Jacques-Antoine Granjon, le PDG de Vente-privée.com, et Fleur Pellerin, la ministre déléguée à l'Economie numérique. (Crédits : DR)
Venue visiter le siège du site d'e-commerce Vente-privée.com à l'approche des fêtes de Noël, la ministre déléguée à l'Economie numérique a félicité le PDG et fondateur, Jacques-Antoine Granjon de cette «belle réussite française qui s'exporte». Elle a aussi promis de militer pour que la concurrence fiscale entre Etats européens cesse avant 2019.

«Bienvenue dans le plus grand magasin de France... en visiteurs uniques quotidiens», a lancé Jacques-Antoine Granjon, le fondateur et PDG du site Vente-privée.com en accueillant mardi matin Fleur Pellerin, la ministre déléguée à l'Economie numérique, à son siège de Saint-Denis, près de Paris. «Je ne peux que me réjouir de visiter une entreprise française en si bonne santé.

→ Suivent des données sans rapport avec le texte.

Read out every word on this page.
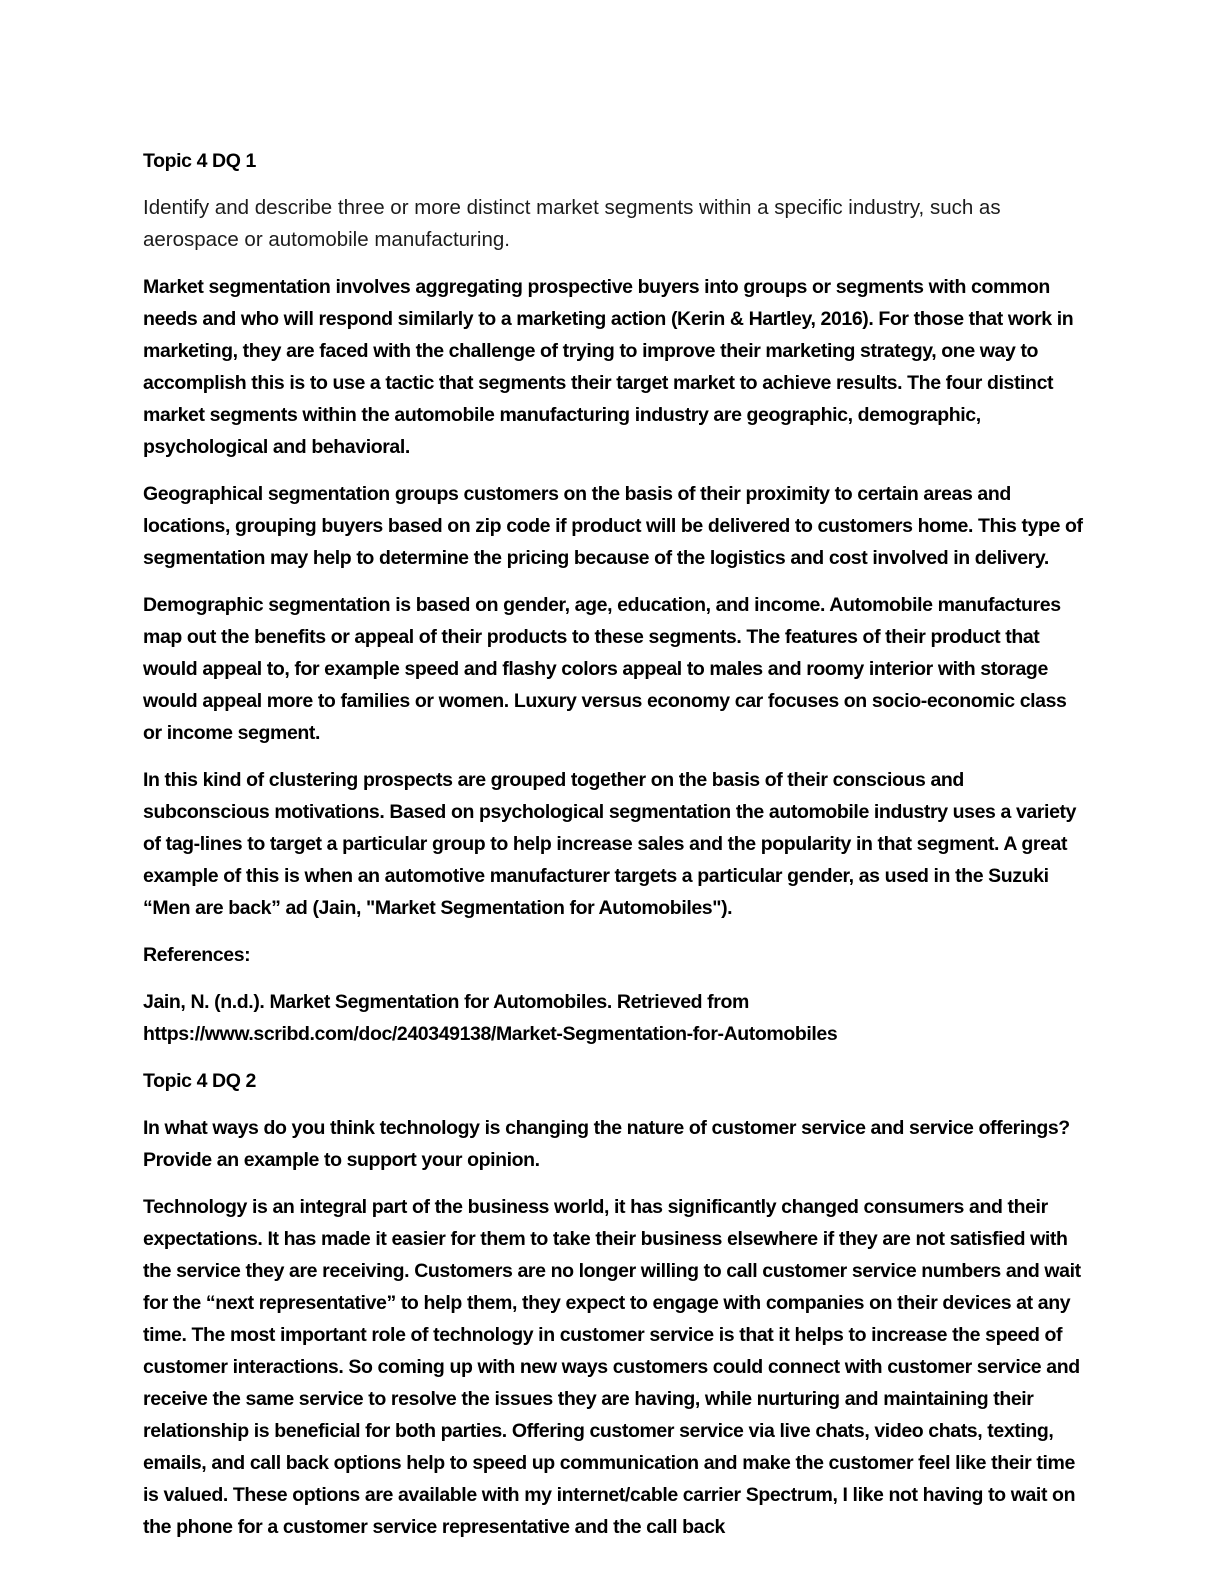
Topic 4 DQ 1

Identify and describe three or more distinct market segments within a specific industry, such as aerospace or automobile manufacturing.

Market segmentation involves aggregating prospective buyers into groups or segments with common needs and who will respond similarly to a marketing action (Kerin & Hartley, 2016). For those that work in marketing, they are faced with the challenge of trying to improve their marketing strategy, one way to accomplish this is to use a tactic that segments their target market to achieve results. The four distinct market segments within the automobile manufacturing industry are geographic, demographic, psychological and behavioral.

Geographical segmentation groups customers on the basis of their proximity to certain areas and locations, grouping buyers based on zip code if product will be delivered to customers home. This type of segmentation may help to determine the pricing because of the logistics and cost involved in delivery.

Demographic segmentation is based on gender, age, education, and income. Automobile manufactures map out the benefits or appeal of their products to these segments. The features of their product that would appeal to, for example speed and flashy colors appeal to males and roomy interior with storage would appeal more to families or women. Luxury versus economy car focuses on socio-economic class or income segment.

In this kind of clustering prospects are grouped together on the basis of their conscious and subconscious motivations. Based on psychological segmentation the automobile industry uses a variety of tag-lines to target a particular group to help increase sales and the popularity in that segment. A great example of this is when an automotive manufacturer targets a particular gender, as used in the Suzuki “Men are back” ad (Jain, "Market Segmentation for Automobiles").

References:

Jain, N. (n.d.). Market Segmentation for Automobiles. Retrieved from https://www.scribd.com/doc/240349138/Market-Segmentation-for-Automobiles

Topic 4 DQ 2

In what ways do you think technology is changing the nature of customer service and service offerings? Provide an example to support your opinion.

Technology is an integral part of the business world, it has significantly changed consumers and their expectations. It has made it easier for them to take their business elsewhere if they are not satisfied with the service they are receiving. Customers are no longer willing to call customer service numbers and wait for the “next representative” to help them, they expect to engage with companies on their devices at any time. The most important role of technology in customer service is that it helps to increase the speed of customer interactions. So coming up with new ways customers could connect with customer service and receive the same service to resolve the issues they are having, while nurturing and maintaining their relationship is beneficial for both parties. Offering customer service via live chats, video chats, texting, emails, and call back options help to speed up communication and make the customer feel like their time is valued. These options are available with my internet/cable carrier Spectrum, I like not having to wait on the phone for a customer service representative and the call back
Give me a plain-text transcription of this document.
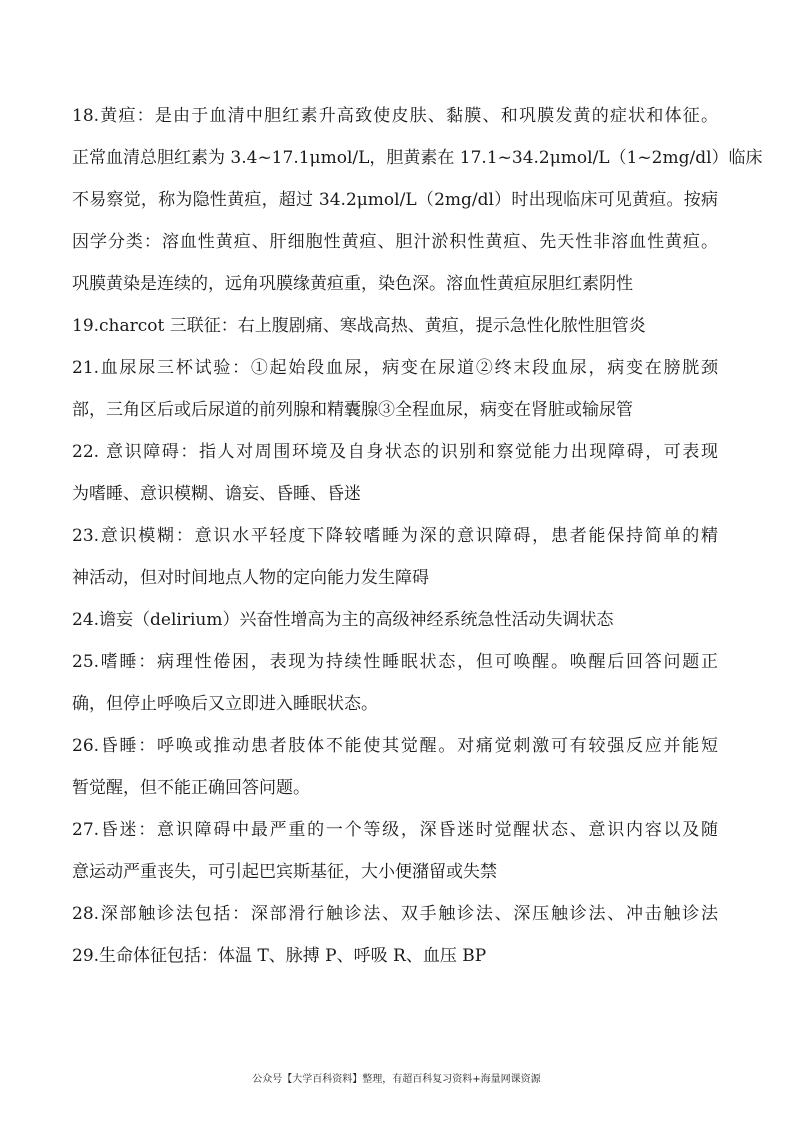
18.黄疸：是由于血清中胆红素升高致使皮肤、黏膜、和巩膜发黄的症状和体征。
正常血清总胆红素为 3.4~17.1μmol/L，胆黄素在 17.1~34.2μmol/L（1~2mg/dl）临床
不易察觉，称为隐性黄疸，超过 34.2μmol/L（2mg/dl）时出现临床可见黄疸。按病
因学分类：溶血性黄疸、肝细胞性黄疸、胆汁淤积性黄疸、先天性非溶血性黄疸。
巩膜黄染是连续的，远角巩膜缘黄疸重，染色深。溶血性黄疸尿胆红素阴性
19.charcot 三联征：右上腹剧痛、寒战高热、黄疸，提示急性化脓性胆管炎
21.血尿尿三杯试验：①起始段血尿，病变在尿道②终末段血尿，病变在膀胱颈
部，三角区后或后尿道的前列腺和精囊腺③全程血尿，病变在肾脏或输尿管
22. 意识障碍：指人对周围环境及自身状态的识别和察觉能力出现障碍，可表现
为嗜睡、意识模糊、谵妄、昏睡、昏迷
23.意识模糊：意识水平轻度下降较嗜睡为深的意识障碍，患者能保持简单的精
神活动，但对时间地点人物的定向能力发生障碍
24.谵妄（delirium）兴奋性增高为主的高级神经系统急性活动失调状态
25.嗜睡：病理性倦困，表现为持续性睡眠状态，但可唤醒。唤醒后回答问题正
确，但停止呼唤后又立即进入睡眠状态。
26.昏睡：呼唤或推动患者肢体不能使其觉醒。对痛觉刺激可有较强反应并能短
暂觉醒，但不能正确回答问题。
27.昏迷：意识障碍中最严重的一个等级，深昏迷时觉醒状态、意识内容以及随
意运动严重丧失，可引起巴宾斯基征，大小便潴留或失禁
28.深部触诊法包括：深部滑行触诊法、双手触诊法、深压触诊法、冲击触诊法
29.生命体征包括：体温 T、脉搏 P、呼吸 R、血压 BP
公众号【大学百科资料】整理，有超百科复习资料+海量网课资源
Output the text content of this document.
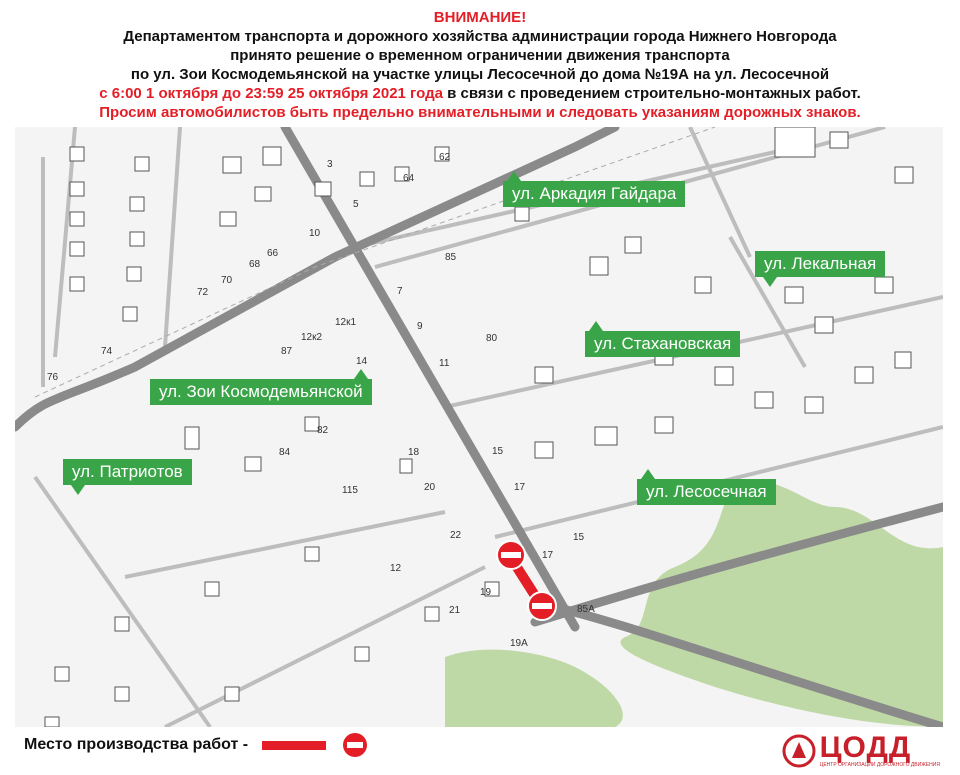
ВНИМАНИЕ!
Департаментом транспорта и дорожного хозяйства администрации города Нижнего Новгорода
принято решение о временном ограничении движения транспорта
по ул. Зои Космодемьянской на участке улицы Лесосечной до дома №19А на ул. Лесосечной
с 6:00 1 октября до 23:59 25 октября 2021 года в связи с проведением строительно-монтажных работ.
Просим автомобилистов быть предельно внимательными и следовать указаниям дорожных знаков.
3
62
64
5
10
66
68
70
72
85
7
74
76
12к1	9
80
12к2
87
14	11
82
84	18	15
20
115	17
22
17
15
12
19
21	85А
19А
ул. Аркадия Гайдара
ул. Лекальная
ул. Стахановская
ул. Зои Космодемьянской
ул. Патриотов
ул. Лесосечная
Место производства работ -	ЦОДД
ЦЕНТР ОРГАНИЗАЦИИ ДОРОЖНОГО ДВИЖЕНИЯ
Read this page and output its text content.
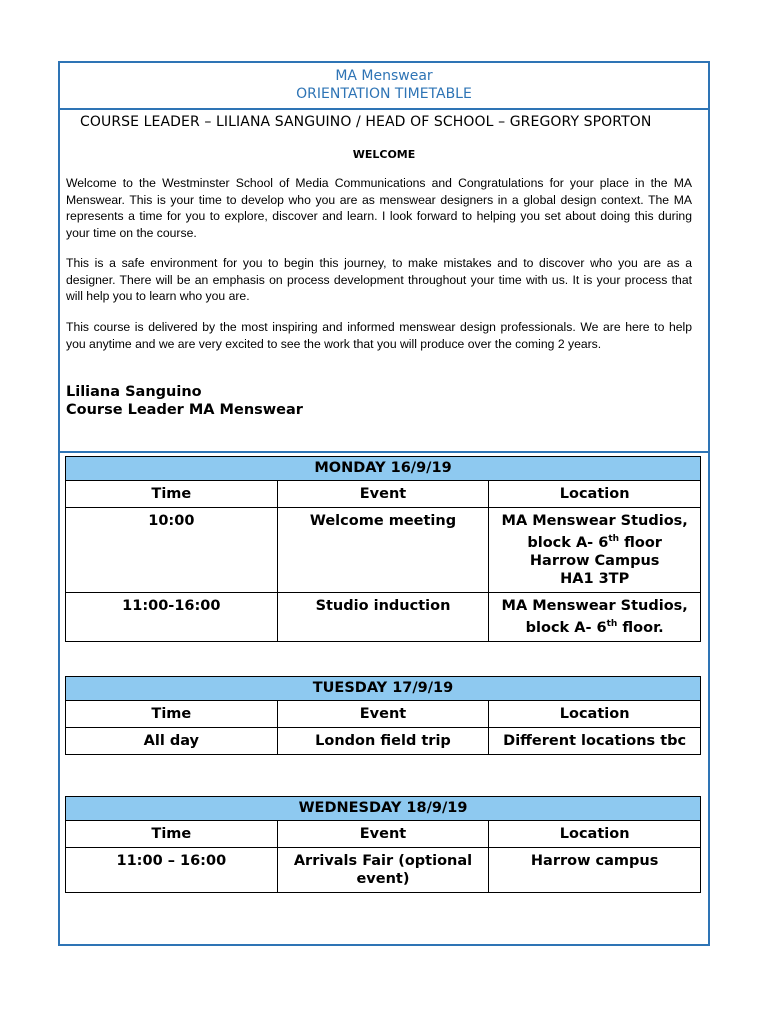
MA Menswear
ORIENTATION TIMETABLE
COURSE LEADER – LILIANA SANGUINO / HEAD OF SCHOOL – GREGORY SPORTON
WELCOME
Welcome to the Westminster School of Media Communications and Congratulations for your place in the MA Menswear. This is your time to develop who you are as menswear designers in a global design context. The MA represents a time for you to explore, discover and learn. I look forward to helping you set about doing this during your time on the course.
This is a safe environment for you to begin this journey, to make mistakes and to discover who you are as a designer. There will be an emphasis on process development throughout your time with us. It is your process that will help you to learn who you are.
This course is delivered by the most inspiring and informed menswear design professionals. We are here to help you anytime and we are very excited to see the work that you will produce over the coming 2 years.
Liliana Sanguino
Course Leader MA Menswear
MONDAY 16/9/19		
Time	Event	Location
10:00	Welcome meeting	MA Menswear Studios, block A- 6th floor
Harrow Campus
HA1 3TP
11:00-16:00	Studio induction	MA Menswear Studios, block A- 6th floor.
TUESDAY 17/9/19		
Time	Event	Location
All day	London field trip	Different locations tbc
WEDNESDAY 18/9/19		
Time	Event	Location
11:00 – 16:00	Arrivals Fair (optional event)	Harrow campus
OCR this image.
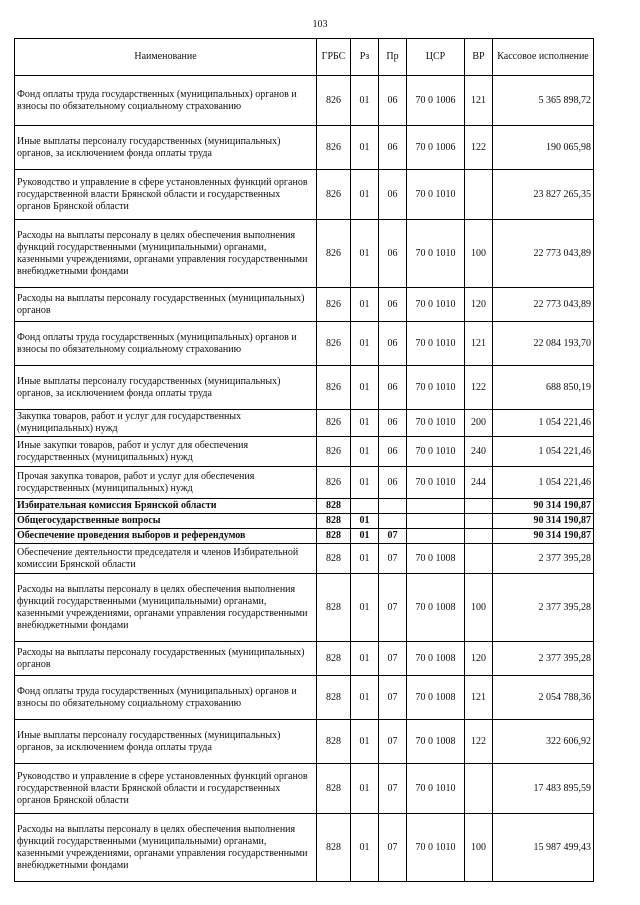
103
Наименование	ГРБС	Рз	Пр	ЦСР	ВР	Кассовое исполнение
Фонд оплаты труда государственных (муниципальных) органов и взносы по обязательному социальному страхованию	826	01	06	70 0 1006	121	5 365 898,72
Иные выплаты персоналу государственных (муниципальных) органов, за исключением фонда оплаты труда	826	01	06	70 0 1006	122	190 065,98
Руководство и управление в сфере установленных функций органов государственной власти Брянской области и государственных органов Брянской области	826	01	06	70 0 1010		23 827 265,35
Расходы на выплаты персоналу в целях обеспечения выполнения функций государственными (муниципальными) органами, казенными учреждениями, органами управления государственными внебюджетными фондами	826	01	06	70 0 1010	100	22 773 043,89
Расходы на выплаты персоналу государственных (муниципальных) органов	826	01	06	70 0 1010	120	22 773 043,89
Фонд оплаты труда государственных (муниципальных) органов и взносы по обязательному социальному страхованию	826	01	06	70 0 1010	121	22 084 193,70
Иные выплаты персоналу государственных (муниципальных) органов, за исключением фонда оплаты труда	826	01	06	70 0 1010	122	688 850,19
Закупка товаров, работ и услуг для государственных (муниципальных) нужд	826	01	06	70 0 1010	200	1 054 221,46
Иные закупки товаров, работ и услуг для обеспечения государственных (муниципальных) нужд	826	01	06	70 0 1010	240	1 054 221,46
Прочая закупка товаров, работ и услуг для обеспечения государственных (муниципальных) нужд	826	01	06	70 0 1010	244	1 054 221,46
Избирательная комиссия Брянской области	828					90 314 190,87
Общегосударственные вопросы	828	01				90 314 190,87
Обеспечение проведения выборов и референдумов	828	01	07			90 314 190,87
Обеспечение деятельности председателя и членов Избирательной комиссии Брянской области	828	01	07	70 0 1008		2 377 395,28
Расходы на выплаты персоналу в целях обеспечения выполнения функций государственными (муниципальными) органами, казенными учреждениями, органами управления государственными внебюджетными фондами	828	01	07	70 0 1008	100	2 377 395,28
Расходы на выплаты персоналу государственных (муниципальных) органов	828	01	07	70 0 1008	120	2 377 395,28
Фонд оплаты труда государственных (муниципальных) органов и взносы по обязательному социальному страхованию	828	01	07	70 0 1008	121	2 054 788,36
Иные выплаты персоналу государственных (муниципальных) органов, за исключением фонда оплаты труда	828	01	07	70 0 1008	122	322 606,92
Руководство и управление в сфере установленных функций органов государственной власти Брянской области и государственных органов Брянской области	828	01	07	70 0 1010		17 483 895,59
Расходы на выплаты персоналу в целях обеспечения выполнения функций государственными (муниципальными) органами, казенными учреждениями, органами управления государственными внебюджетными фондами	828	01	07	70 0 1010	100	15 987 499,43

Vous créez des emplois en France, bravo! Vente-privée.com est une réussite française qui a connu une croissance extrêmement rapide, qui s'exporte même aux Etats-Unis, c'est l'un des fleurons du e-commerce français», a déclaré la ministre, devant plusieurs centaines de salariés. Déstockeur reconverti en site de vente événementielle en ligne en 2001, Vente-privée emploie 1.800 personnes et réalise plus de 1 milliard d'euros de chiffre d'affaires, à 80% en France. Venue lancer symboliquement l'ouverture des achats en ligne à l'approche des fêtes de Noël, afin de passer un message sur les progrès de la confiance dans le numérique et le paiement en ligne, Fleur Pellerin a fait valoir qu'«en période de crise, Internet permet d'acheter moins cher et de faire gagner aux Français du pouvoir d'achat».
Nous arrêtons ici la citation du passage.